[Java]Cache RDD/Dataframes using NamedRDD/NamedObject
I am writing spark job in java. runJob() method returns the expected output. Now, I want to cache the output using NamedObjects. It works fine in scala but with Java, it doesn't store anything in Cache. Following is the code I used in Java:
RDD<Tuple2<String, Integer>> rddR = JavaRDD.toRDD(rdd);
Function0 func = new Function0() {
public NamedObject apply() {
return (NamedObject) (new NamedRDD(rddR, true,StorageLevel.MEMORY_AND_DISK()));
}
};
NamedRDD nRDD = new NamedRDD(rddR, true, StorageLevel.MEMORY_AND_DISK());
obj.namedObjects().update("rdd:wordcounts-result", func,
obj.namedObjects().defaultTimeout(), rddPersister);
Where obj is the class object and persister is:
static NamedObjectPersister<NamedRDD<RDD>> rddPersister = new RDDPersister<RDD>();
It runs fine without any error, but when I perform get on the namedObjects, it shows blank:
obj.namedObjects().get("rdd:wordcounts-result",obj.namedObjects().defaultTimeout())

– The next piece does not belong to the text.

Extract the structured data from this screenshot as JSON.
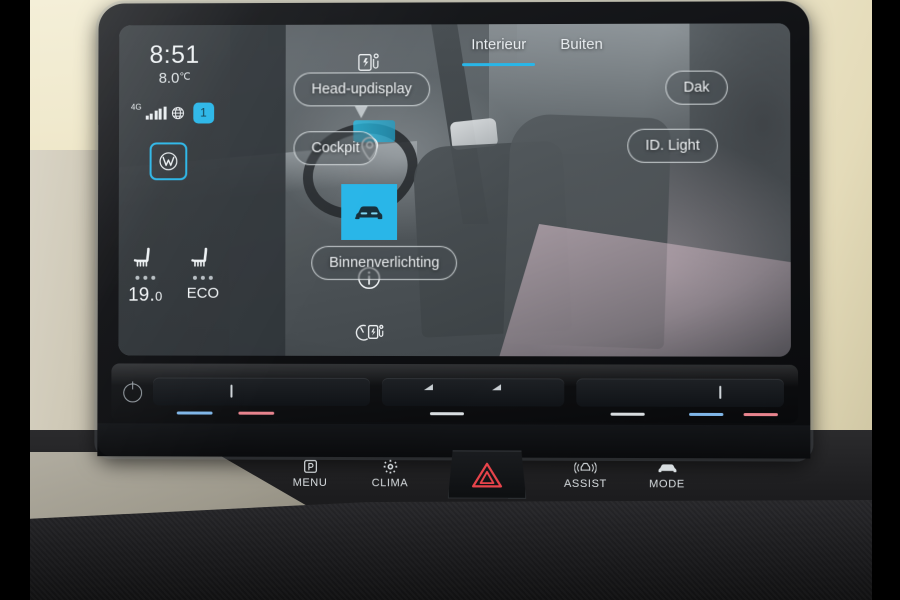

What should be the issue and what's the correct code to use for RDD caching in Java?
Any help is really appreciated..!!! Thanks
Hi Nishu,
I am also trying to write java applications, where RDDs can be shared across the same context. I didn't find any suitable documentation or API to use NamedObjects. Were you able to implement this.
Thanks, Vishal
@hntd187 is this fixed in master by any chance?
@nishutayal @gavishal @hntd187 Has the problem been solved?